Yesterday, in the course of a working visit to Strasbourg, Ukraine’s President Petro Poroshenko took part in the ceremony of signing a legislative decision on a visa waiver for Ukrainian citizens by Antonio Tajani, President of the European Parliament, and Ian Borg, a representative of the Maltese presidency of the EU Council.
Visa requirements are being canceled for short-term travels to EU countries (except for the UK and Ireland) and the Schengen area states, including Switzerland, Norway, Iceland, and Lichtenstein.
The signed regulation is to be published in the official EU bulletin, and the visa-free regime itself will take effect 20 days after publication – approximately on June 11.
Ukrainians will be able to stay on the EU territory for up to 90 days in six months, but visas will be required as before for working and studying in the EU.
The Day requested an expert to comment on the importance of signing the legislative decision on waiving visa requirements for Ukraine.
“THOSE WHO TRAVEL WILL FEEL THE EFFECT IMMEDIATELY”
Oleksandr SUSHKO, director, Institute for Euro-Atlantic Cooperation:
“Firstly, I consider this event as completion of the work the Ukrainian state and civil society have been doing for many years to achieve this result.
“I can remember us beginning to ‘explore the ground’ 13 years ago to see whether it was possible at all in the future. An EU visa waiver looked absolutely fantastic at the time, but there were certain precedents and procedures without which we could not have counted on anything. It was a time when 10 countries of Central Europe entered the EU in 2004. In this connection, they had to impose visa requirements for Ukraine. At the same time, we began to work for the liberalization and eventual cancellation of visa requirements. In the past six years, this work has been done as part of the Visa Liberalization Action Plan.
“So this story is so long that no statesman can turn it to his account only. Yet we know that President Poroshenko made this one of his priorities and has always been emphasizing this point, sometimes being mistaken in his forecasts, but it is a different story.

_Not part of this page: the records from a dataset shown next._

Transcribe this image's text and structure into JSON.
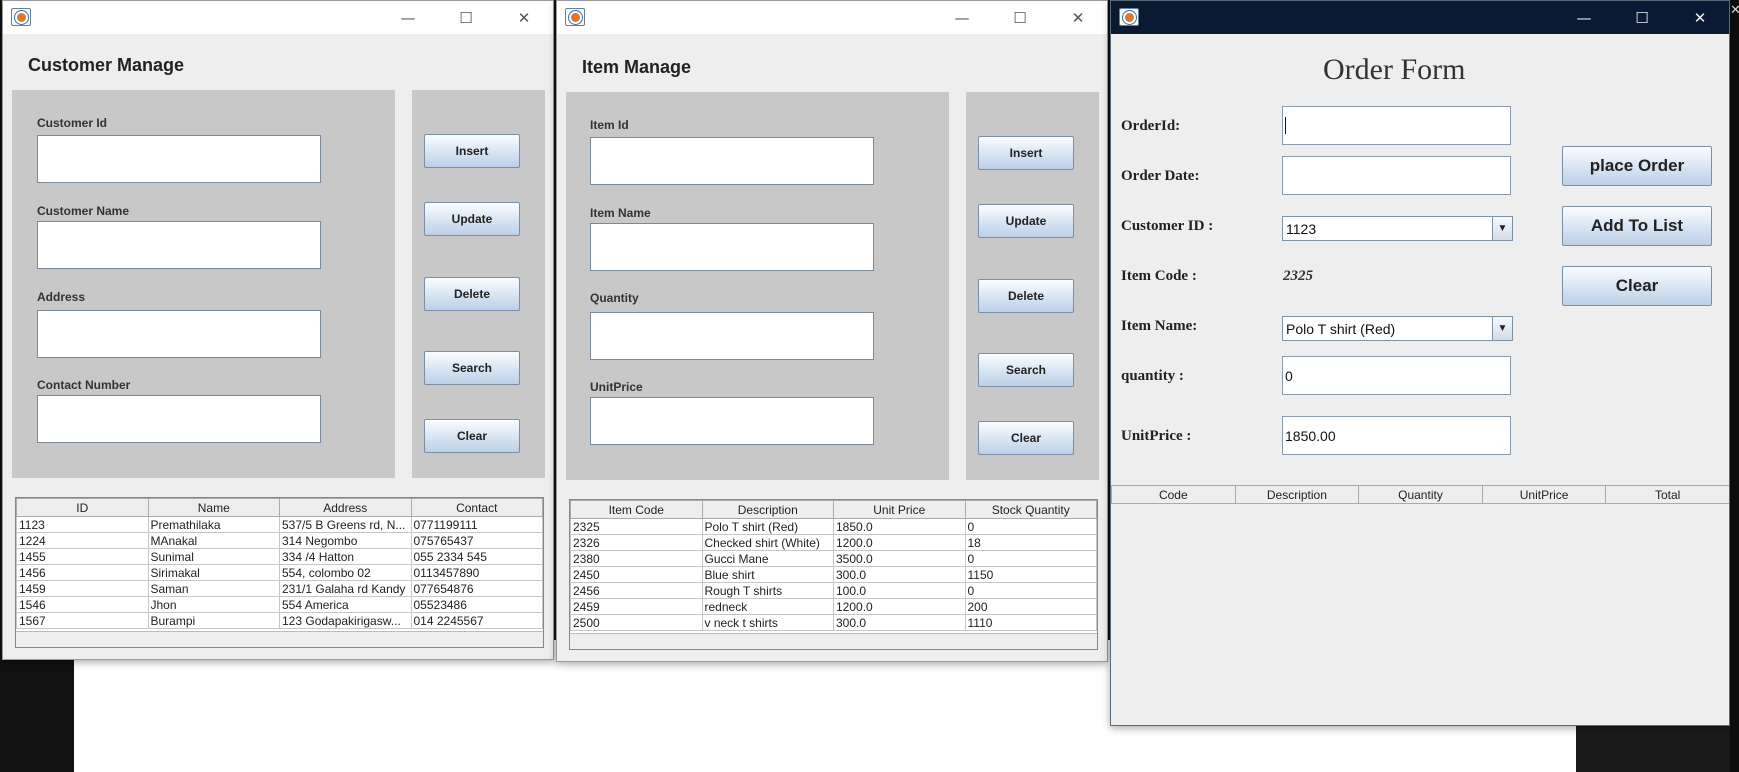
{
  "customer_window": {
    "heading": "Customer Manage",
    "fields": [
      {
        "label": "Customer Id",
        "value": ""
      },
      {
        "label": "Customer Name",
        "value": ""
      },
      {
        "label": "Address",
        "value": ""
      },
      {
        "label": "Contact Number",
        "value": ""
      }
    ],
    "buttons": [
      "Insert",
      "Update",
      "Delete",
      "Search",
      "Clear"
    ],
    "table": {
      "columns": [
        "ID",
        "Name",
        "Address",
        "Contact"
      ],
      "rows": [
        [
          "1123",
          "Premathilaka",
          "537/5 B Greens rd, N...",
          "0771199111"
        ],
        [
          "1224",
          "MAnakal",
          "314 Negombo",
          "075765437"
        ],
        [
          "1455",
          "Sunimal",
          "334 /4 Hatton",
          "055 2334 545"
        ],
        [
          "1456",
          "Sirimakal",
          "554, colombo 02",
          "0113457890"
        ],
        [
          "1459",
          "Saman",
          "231/1 Galaha rd Kandy",
          "077654876"
        ],
        [
          "1546",
          "Jhon",
          "554 America",
          "05523486"
        ],
        [
          "1567",
          "Burampi",
          "123 Godapakirigasw...",
          "014 2245567"
        ]
      ]
    }
  },
  "item_window": {
    "heading": "Item Manage",
    "fields": [
      {
        "label": "Item Id",
        "value": ""
      },
      {
        "label": "Item Name",
        "value": ""
      },
      {
        "label": "Quantity",
        "value": ""
      },
      {
        "label": "UnitPrice",
        "value": ""
      }
    ],
    "buttons": [
      "Insert",
      "Update",
      "Delete",
      "Search",
      "Clear"
    ],
    "table": {
      "columns": [
        "Item Code",
        "Description",
        "Unit Price",
        "Stock Quantity"
      ],
      "rows": [
        [
          "2325",
          "Polo T shirt (Red)",
          "1850.0",
          "0"
        ],
        [
          "2326",
          "Checked  shirt (White)",
          "1200.0",
          "18"
        ],
        [
          "2380",
          "Gucci Mane",
          "3500.0",
          "0"
        ],
        [
          "2450",
          "Blue shirt",
          "300.0",
          "1150"
        ],
        [
          "2456",
          "Rough T shirts",
          "100.0",
          "0"
        ],
        [
          "2459",
          "redneck",
          "1200.0",
          "200"
        ],
        [
          "2500",
          "v neck t shirts",
          "300.0",
          "1110"
        ]
      ]
    }
  },
  "order_window": {
    "title": "Order Form",
    "labels": {
      "order_id": "OrderId:",
      "order_date": "Order Date:",
      "customer_id": "Customer ID :",
      "item_code": "Item Code :",
      "item_name": "Item Name:",
      "quantity": "quantity :",
      "unit_price": "UnitPrice :"
    },
    "values": {
      "order_id": "",
      "order_date": "",
      "customer_id": "1123",
      "item_code": "2325",
      "item_name": "Polo T shirt (Red)",
      "quantity": "0",
      "unit_price": "1850.00"
    },
    "buttons": [
      "place Order",
      "Add To List",
      "Clear"
    ],
    "table_columns": [
      "Code",
      "Description",
      "Quantity",
      "UnitPrice",
      "Total"
    ]
  },
  "icons": {
    "app": "java-coffee-icon",
    "minimize": "minimize-icon",
    "maximize": "maximize-icon",
    "close": "close-icon",
    "dropdown": "chevron-down-icon"
  },
  "colors": {
    "panel": "#c8c8c8",
    "window_bg": "#eeeeee",
    "dark_titlebar": "#0b1a33",
    "button_gradient_bottom": "#bcd0e6"
  }
}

“So I consider this day very important. It may be compared to the signing of the Ukraine-EU Association Agreement, the difference being that this change is more tangible for ordinary people. Those who travel will feel the effect directly and immediately.
“It is a good day and good news, and now it is important that Ukrainian citizens seize this opportunity as rationally as possible and that this should essentially broaden the circle of the people for whom Europe is open and who can see it.

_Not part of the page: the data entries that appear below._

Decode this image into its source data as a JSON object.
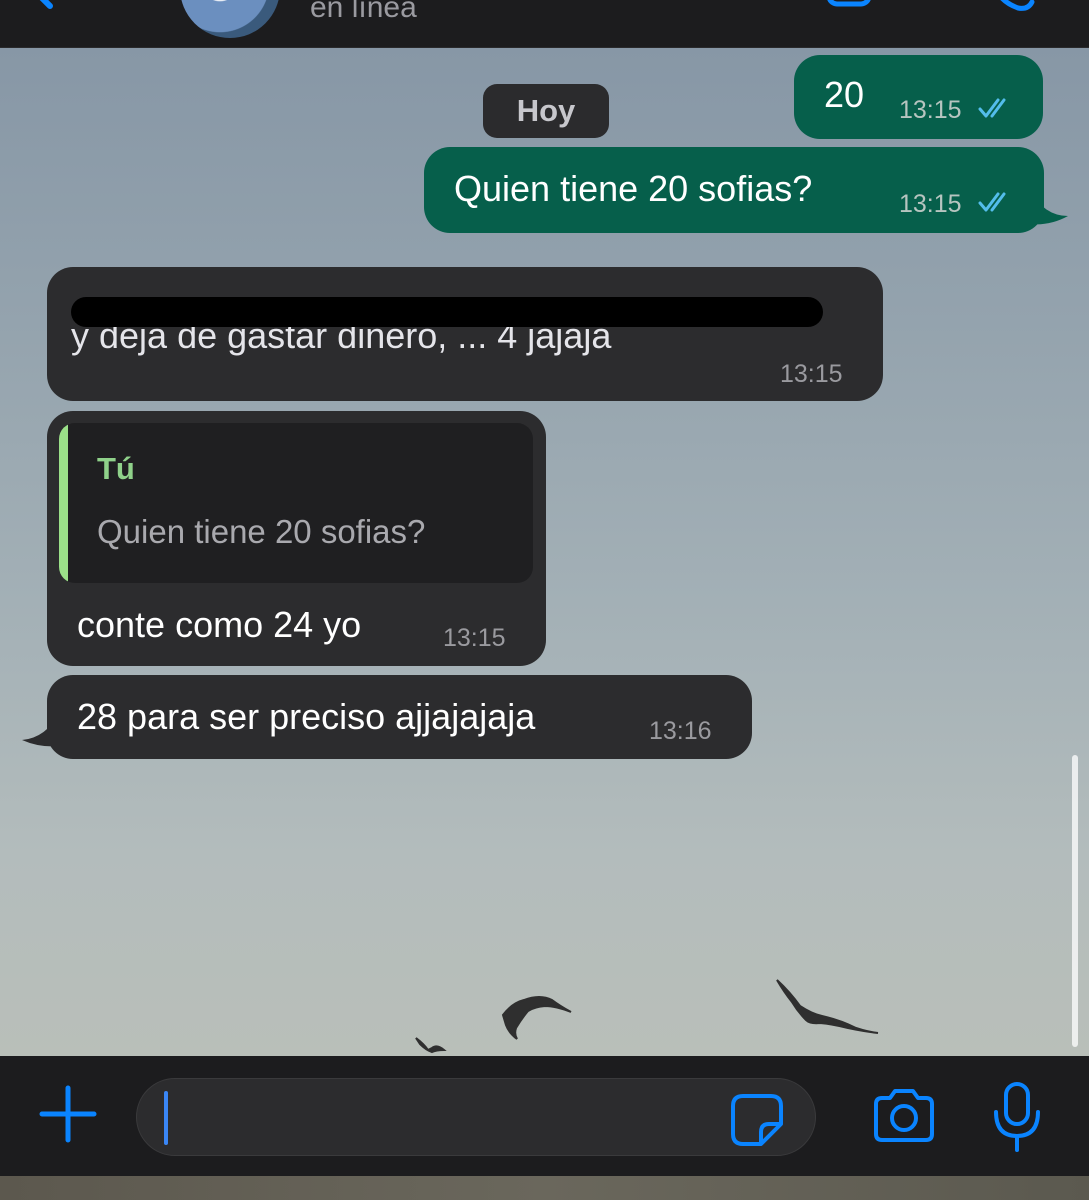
{
  "header": {
    "status": "en línea"
  },
  "date_divider": "Hoy",
  "messages": [
    {
      "direction": "outgoing",
      "text": "20",
      "time": "13:15",
      "read": true
    },
    {
      "direction": "outgoing",
      "text": "Quien tiene 20 sofias?",
      "time": "13:15",
      "read": true
    },
    {
      "direction": "incoming",
      "text": "y deja de gastar dinero, ... 4 jajaja",
      "redacted": true,
      "time": "13:15"
    },
    {
      "direction": "incoming",
      "quote": {
        "author": "Tú",
        "text": "Quien tiene 20 sofias?"
      },
      "text": "conte como 24 yo",
      "time": "13:15"
    },
    {
      "direction": "incoming",
      "text": "28 para ser preciso ajjajajaja",
      "time": "13:16"
    }
  ],
  "composer": {
    "placeholder": ""
  },
  "icons": {
    "back": "chevron-left-icon",
    "video": "video-call-icon",
    "call": "phone-icon",
    "add": "plus-icon",
    "sticker": "sticker-icon",
    "camera": "camera-icon",
    "mic": "microphone-icon",
    "read_receipt": "double-check-icon"
  },
  "colors": {
    "accent": "#0a84ff",
    "outgoing_bubble": "#065f4b",
    "incoming_bubble": "#2c2c2e",
    "read_tick": "#53bdeb",
    "quote_accent": "#9be089"
  }
}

“I don’t want to fantasize that the visa waiver will immediately bring profits to somebody. But let us first assess direct benefits.
“The European Union’s visa requirements cost Ukrainian citizens about 60 million euros a year. This is the money people spent on consular fees and services of visa centers. Experts believe these are direct expenses only. But there were also a large number of indirect payments because people had to waste their time, prepare all kinds of documents, and travel, even more than once, to another city.
“Material, moral, and time-related expenses were and still remain colossal. For, if you look up statistics, you will see that, in spite of the economic crisis in Ukraine, even past year the Ukrainians were the world’s third most numerous recipients of Schengen visas after the Russians and Chinese. This means that the demand for traveling to EU countries is very high in Ukraine, so the simplification of the conditions of these travels is an essential change for the most active part of Ukrainian society. This is the main and direct benefit.
“This has also an impact, albeit not an automatic one, on identity. Some other factors also play here. This undoubtedly increases the prestige of the Ukrainian passport and Ukrainian citizenship because far from all and even not the majority of countries have such privileges for traveling to Europe.”